The Quantum Thief by Hannu Rajaniemi

Jean le Flambeur is a post-human criminal, mind burglar, confidence artist and trickster. His origins are shrouded in mystery, but his exploits are known throughout the Heterarchy – from breaking into the vast Zeusbrains of the Inner System to steal their thoughts, to stealing rare Earth antiques from the aristocrats of the Moving Cities of Mars. Except that Jean made one mistake. Now he is condemned to play endless variations of a game-theoretic riddle in the vast virtual jail of the Axelrod Archons – the Dilemma Prison – against countless copies of himself. Jean’s routine of death, defection and cooperation is upset by the arrival of Mieli and her spidership, Perhonen. She offers him a chance to win back his freedom and the powers of his old self – in exchange for finishing the one heist he never quite managed . . .The Quantum Thief is a dazzling hard SF novel set in the solar system of the far future – a heist novel peopled by bizarre post-humans but powered by very human motives of betrayal, revenge and jealousy. It is a stunning debut.

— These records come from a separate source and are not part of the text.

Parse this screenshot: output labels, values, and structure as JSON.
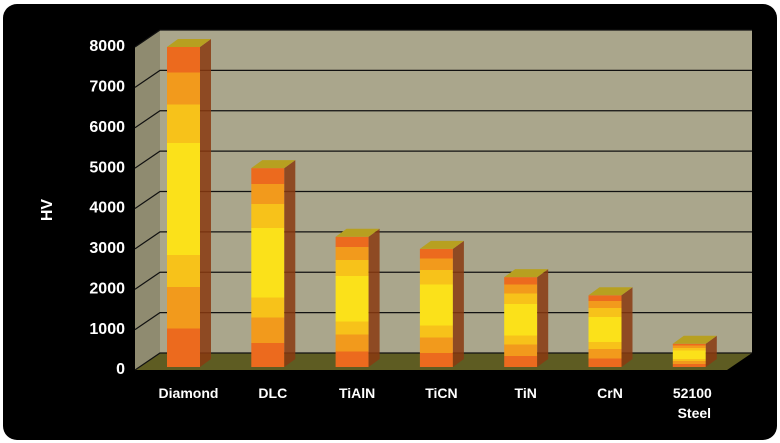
{
  "chart_data": {
    "type": "bar",
    "y_label": "HV",
    "categories": [
      "Diamond",
      "DLC",
      "TiAlN",
      "TiCN",
      "TiN",
      "CrN",
      "52100 Steel"
    ],
    "values": [
      8000,
      5000,
      3300,
      3000,
      2300,
      1850,
      650
    ],
    "color": "#f7c21a",
    "ylim": [
      0,
      8000
    ],
    "yticks": [
      0,
      1000,
      2000,
      3000,
      4000,
      5000,
      6000,
      7000,
      8000
    ],
    "grid": true
  }
}
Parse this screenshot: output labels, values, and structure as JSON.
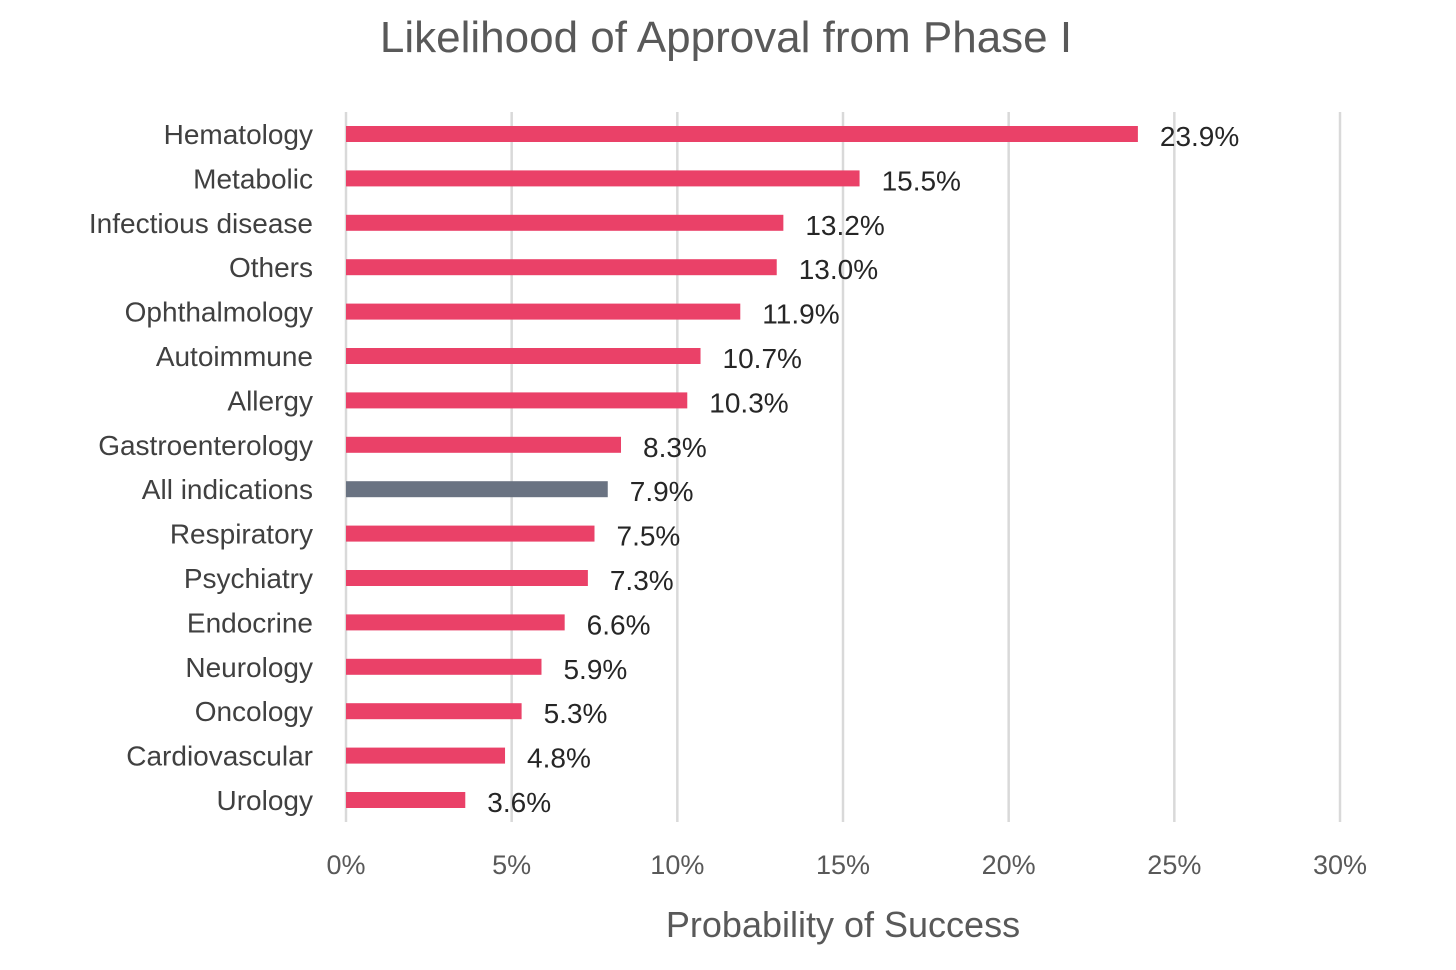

Ahh, the lovely Kekai Kotaki strikes again. There’s a reason he’s one of my absolute favourite artists working right now. Certainly this cover, coming from Tor Books, is a huge step up from the bland UK cover. I know it sounds shallow, but I’m suddenly a lot more interested in reading Rajaniemi’s novel thanks to this cover; despite the rave reviews, I was never really interested in it. What can I say? I’m easy to please (with good cover art).

Discussion
  • T.N. Tobias October 27, 2010 at 8:51 am

    Love it. Love Stross’s pull quote too. I’ll be picking this one up.

  • […] This post was mentioned on Twitter by Tor Books and fantasycafe, Laura Fitzgerald. Laura Fitzgerald said: RT @adribbleofink: The US cover art for Hannu Rajaniemi's THE QUANTUM THIEF is sublime. I want to read it! http://bit.ly/bfcefx […]

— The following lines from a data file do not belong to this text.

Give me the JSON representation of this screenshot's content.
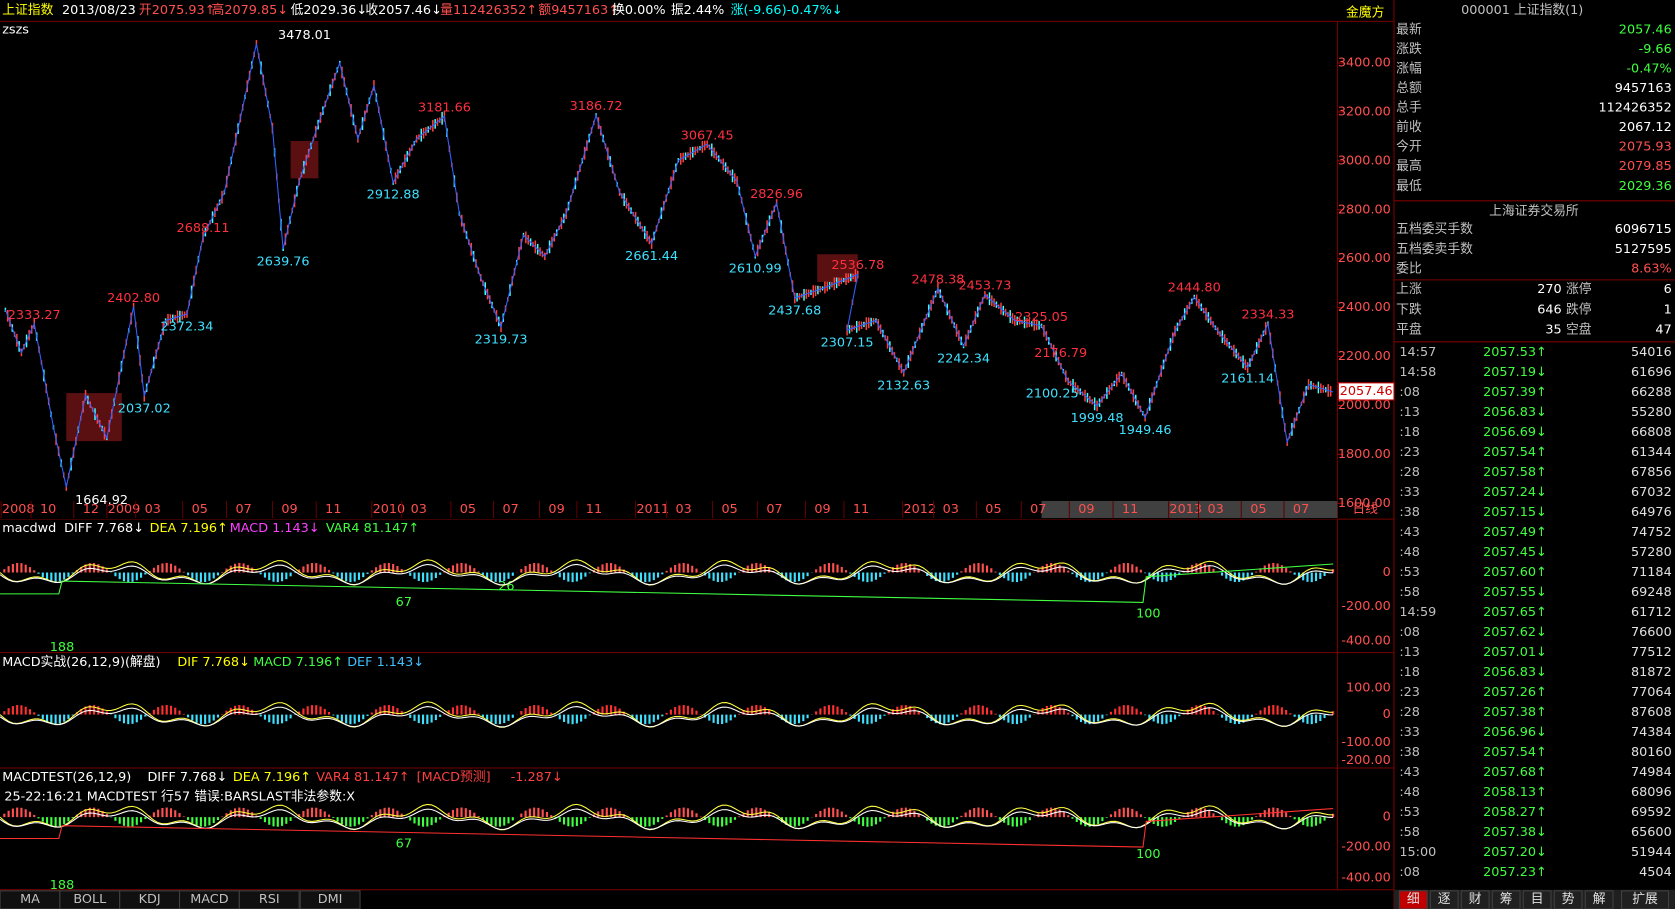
{
  "header": {
    "items": [
      "上证指数",
      "2013/08/23",
      "开2075.93↑",
      "高2079.85↓",
      "低2029.36↓",
      "收2057.46↓",
      "量112426352↑",
      "额9457163↑",
      "换0.00%",
      "振2.44%",
      "涨(-9.66)-0.47%↓"
    ],
    "sub": "zszs",
    "brand": "金魔方"
  },
  "main_chart": {
    "price_ticks": [
      "3400.00",
      "3200.00",
      "3000.00",
      "2800.00",
      "2600.00",
      "2400.00",
      "2200.00",
      "2000.00",
      "1800.00",
      "1600.00"
    ],
    "last_price": "2057.46",
    "time_labels": [
      "2008",
      "10",
      "12",
      "2009",
      "03",
      "05",
      "07",
      "09",
      "11",
      "2010",
      "03",
      "05",
      "07",
      "09",
      "11",
      "2011",
      "03",
      "05",
      "07",
      "09",
      "11",
      "2012",
      "03",
      "05",
      "07",
      "09",
      "11",
      "2013",
      "03",
      "05",
      "07"
    ],
    "period": "日线",
    "highs": [
      "2333.27",
      "2402.80",
      "2688.11",
      "3478.01",
      "3181.66",
      "3186.72",
      "3067.45",
      "2826.96",
      "2536.78",
      "2478.38",
      "2453.73",
      "2325.05",
      "2176.79",
      "2444.80",
      "2334.33"
    ],
    "lows": [
      "1664.92",
      "2037.02",
      "2372.34",
      "2639.76",
      "2912.88",
      "2319.73",
      "2661.44",
      "2610.99",
      "2437.68",
      "2307.15",
      "2132.63",
      "2242.34",
      "2100.25",
      "1999.48",
      "1949.46",
      "2161.14"
    ]
  },
  "panes": [
    {
      "headers": [
        "macdwd",
        "DIFF 7.768↓",
        "DEA 7.196↑",
        "MACD 1.143↓",
        "VAR4 81.147↑"
      ],
      "axis": [
        "0",
        "-200.00",
        "-400.00"
      ],
      "labels": [
        "188",
        "67",
        "26",
        "100"
      ]
    },
    {
      "headers": [
        "MACD实战(26,12,9)(解盘)",
        "DIF 7.768↓",
        "MACD 7.196↑",
        "DEF 1.143↓"
      ],
      "axis": [
        "100.00",
        "0",
        "-100.00",
        "-200.00"
      ],
      "labels": []
    },
    {
      "headers": [
        "MACDTEST(26,12,9)",
        "DIFF 7.768↓",
        "DEA 7.196↑",
        "VAR4 81.147↑",
        "[MACD预测]",
        "-1.287↓"
      ],
      "error": "25-22:16:21  MACDTEST 行57 错误:BARSLAST非法参数:X",
      "axis": [
        "0",
        "-200.00",
        "-400.00"
      ],
      "labels": [
        "188",
        "67",
        "100"
      ]
    }
  ],
  "tabs": [
    "MA",
    "BOLL",
    "KDJ",
    "MACD",
    "RSI",
    "DMI"
  ],
  "quote": {
    "title": "000001 上证指数(1)",
    "rows": [
      [
        "最新",
        "2057.46"
      ],
      [
        "涨跌",
        "-9.66"
      ],
      [
        "涨幅",
        "-0.47%"
      ],
      [
        "总额",
        "9457163"
      ],
      [
        "总手",
        "112426352"
      ],
      [
        "前收",
        "2067.12"
      ],
      [
        "今开",
        "2075.93"
      ],
      [
        "最高",
        "2079.85"
      ],
      [
        "最低",
        "2029.36"
      ]
    ],
    "exchange": "上海证券交易所",
    "orders": [
      [
        "五档委买手数",
        "6096715"
      ],
      [
        "五档委卖手数",
        "5127595"
      ],
      [
        "委比",
        "8.63%"
      ]
    ],
    "breadth": [
      [
        "上涨",
        "270",
        "涨停",
        "6"
      ],
      [
        "下跌",
        "646",
        "跌停",
        "1"
      ],
      [
        "平盘",
        "35",
        "空盘",
        "47"
      ]
    ]
  },
  "trades": [
    [
      "14:57",
      "2057.53↑",
      "54016"
    ],
    [
      "14:58",
      "2057.19↓",
      "61696"
    ],
    [
      ":08",
      "2057.39↑",
      "66288"
    ],
    [
      ":13",
      "2056.83↓",
      "55280"
    ],
    [
      ":18",
      "2056.69↓",
      "66808"
    ],
    [
      ":23",
      "2057.54↑",
      "61344"
    ],
    [
      ":28",
      "2057.58↑",
      "67856"
    ],
    [
      ":33",
      "2057.24↓",
      "67032"
    ],
    [
      ":38",
      "2057.15↓",
      "64976"
    ],
    [
      ":43",
      "2057.49↑",
      "74752"
    ],
    [
      ":48",
      "2057.45↓",
      "57280"
    ],
    [
      ":53",
      "2057.60↑",
      "71184"
    ],
    [
      ":58",
      "2057.55↓",
      "69248"
    ],
    [
      "14:59",
      "2057.65↑",
      "61712"
    ],
    [
      ":08",
      "2057.62↓",
      "76600"
    ],
    [
      ":13",
      "2057.01↓",
      "77512"
    ],
    [
      ":18",
      "2056.83↓",
      "81872"
    ],
    [
      ":23",
      "2057.26↑",
      "77064"
    ],
    [
      ":28",
      "2057.38↑",
      "87608"
    ],
    [
      ":33",
      "2056.96↓",
      "74384"
    ],
    [
      ":38",
      "2057.54↑",
      "80160"
    ],
    [
      ":43",
      "2057.68↑",
      "74984"
    ],
    [
      ":48",
      "2058.13↑",
      "68096"
    ],
    [
      ":53",
      "2058.27↑",
      "69592"
    ],
    [
      ":58",
      "2057.38↓",
      "65600"
    ],
    [
      "15:00",
      "2057.20↓",
      "51944"
    ],
    [
      ":08",
      "2057.23↑",
      "4504"
    ]
  ],
  "side_tabs": [
    "细",
    "逐",
    "财",
    "筹",
    "目",
    "势",
    "解",
    "扩展"
  ]
}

  • James October 28, 2010 at 4:09 am

    It’s worth pointing out that the ‘dull’ UK cover art hasn’t stopped the UK version of the novel from selling extremely well. I actually like the UK cover art, I actually find it quite distinctive. The US cover, less so. It’s nice but…I just don’t find it terribly interesting for some reason.

  • aidan October 28, 2010 at 6:28 am

    @James – Anecdotal evidence that cover art doesn’t mean as much for a novel’s success as a strong marketing campaign, raving early reviews and coverage in major media outlets?

  • The Fantasizer October 28, 2010 at 9:00 am

    WOW! This is what i call a kick ass cover, I usually like my covers to not portray the characters, or atleast with some ambiguity if its absolutely necessary to have a cover with a character on it, but this cover is a bad ass example of a character based cover done right!

  • Sarah (Bookworm Blues) October 28, 2010 at 9:03 pm

    Aww… I didn’t notice you called me awesome. That’s flattering, coming from you!